ВОЙНА И СОПЕРНИЧЕСТВО

We use cookies. Read the Privacy and Cookie Policy

ВОЙНА И СОПЕРНИЧЕСТВО

Начало XXI века было временем экономической и культурной глобализации под руководством единственной сверхдержавы — как и конец царствования королевы Виктории. В связи с этим финский экономист Патомяки призывает вспомнить, что Первая мировая война тоже «завершила в Европе полувековой период мира и экономической глобализации, очень похожий на то, что происходило в мире сто лет спустя»[1269].

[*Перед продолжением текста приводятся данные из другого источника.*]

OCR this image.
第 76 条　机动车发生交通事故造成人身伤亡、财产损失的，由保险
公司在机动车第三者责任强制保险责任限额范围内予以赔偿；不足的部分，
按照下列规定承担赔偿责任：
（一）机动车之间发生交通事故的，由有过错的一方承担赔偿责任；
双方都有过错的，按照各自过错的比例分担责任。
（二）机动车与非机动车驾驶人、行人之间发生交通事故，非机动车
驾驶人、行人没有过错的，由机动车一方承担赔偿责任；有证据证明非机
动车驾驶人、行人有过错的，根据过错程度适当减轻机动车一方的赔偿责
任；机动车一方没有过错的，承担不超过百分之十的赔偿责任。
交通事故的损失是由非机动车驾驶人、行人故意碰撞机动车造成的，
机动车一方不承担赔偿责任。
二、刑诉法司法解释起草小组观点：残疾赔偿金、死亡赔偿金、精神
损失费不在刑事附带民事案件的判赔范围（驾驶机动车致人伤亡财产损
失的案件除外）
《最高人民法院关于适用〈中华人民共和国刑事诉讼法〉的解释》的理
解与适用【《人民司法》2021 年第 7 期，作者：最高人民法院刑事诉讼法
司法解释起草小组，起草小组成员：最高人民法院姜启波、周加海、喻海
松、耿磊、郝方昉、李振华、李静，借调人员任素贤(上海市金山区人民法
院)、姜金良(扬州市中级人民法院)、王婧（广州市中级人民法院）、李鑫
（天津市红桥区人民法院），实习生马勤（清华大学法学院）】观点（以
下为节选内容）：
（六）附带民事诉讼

В 2003 году накопившиеся проблемы и противоречия резко вышли наружу в связи с военной операцией США в Ираке. Приход к власти в Вашингтоне крайне консервативной администрации Дж. Буша-младшего в начале 2000-х годов резко обострил отношения между Америкой и остальным миром. Когда администрация президента Дж. Буша, ссылаясь на необходимость борьбы с террористической угрозой, предприняла вторжение в Ирак и свергла правивший там режим Саддама Хусейна, вместо привычного единодушного одобрения со стороны западных союзников она натолкнулась на жесткую критику и противодействие со стороны руководства Франции, Германии и Бельгии — стран — основательниц Европейского союза. Разом обнаружился целый клубок проблем. Противоречия между Востоком и Западом объединенной Европы наложились на конфликт между Германией и США, но одновременно обнаружилось и отсутствие единства в самом Европейском союзе, где Великобритания, оберегая исторические «особые отношения» с Вашингтоном, выступила против своих партнеров на континенте.

Между тем политика Буша сама по себе отражала проблемы и трудности, с которыми столкнулась американская гегемония к началу XXI века. Растущая агрессивность пришедших к власти неоконсерваторов являлась своеобразной интуитивной компенсацией относительного ослабления экономических позиций США, а также их культурной и идеологической привлекательности для остального мира. Как отмечает Патомяки, неравномерность развития, усилившаяся вместе с дерегулированием национальных и глобальной экономик, ведет к тому, что «лидирующие государства начинают терять свои экономические и технологические преимущества, а с этим трудно смириться, и еще труднее сделать правильные политические выводы из происходящего»[1270].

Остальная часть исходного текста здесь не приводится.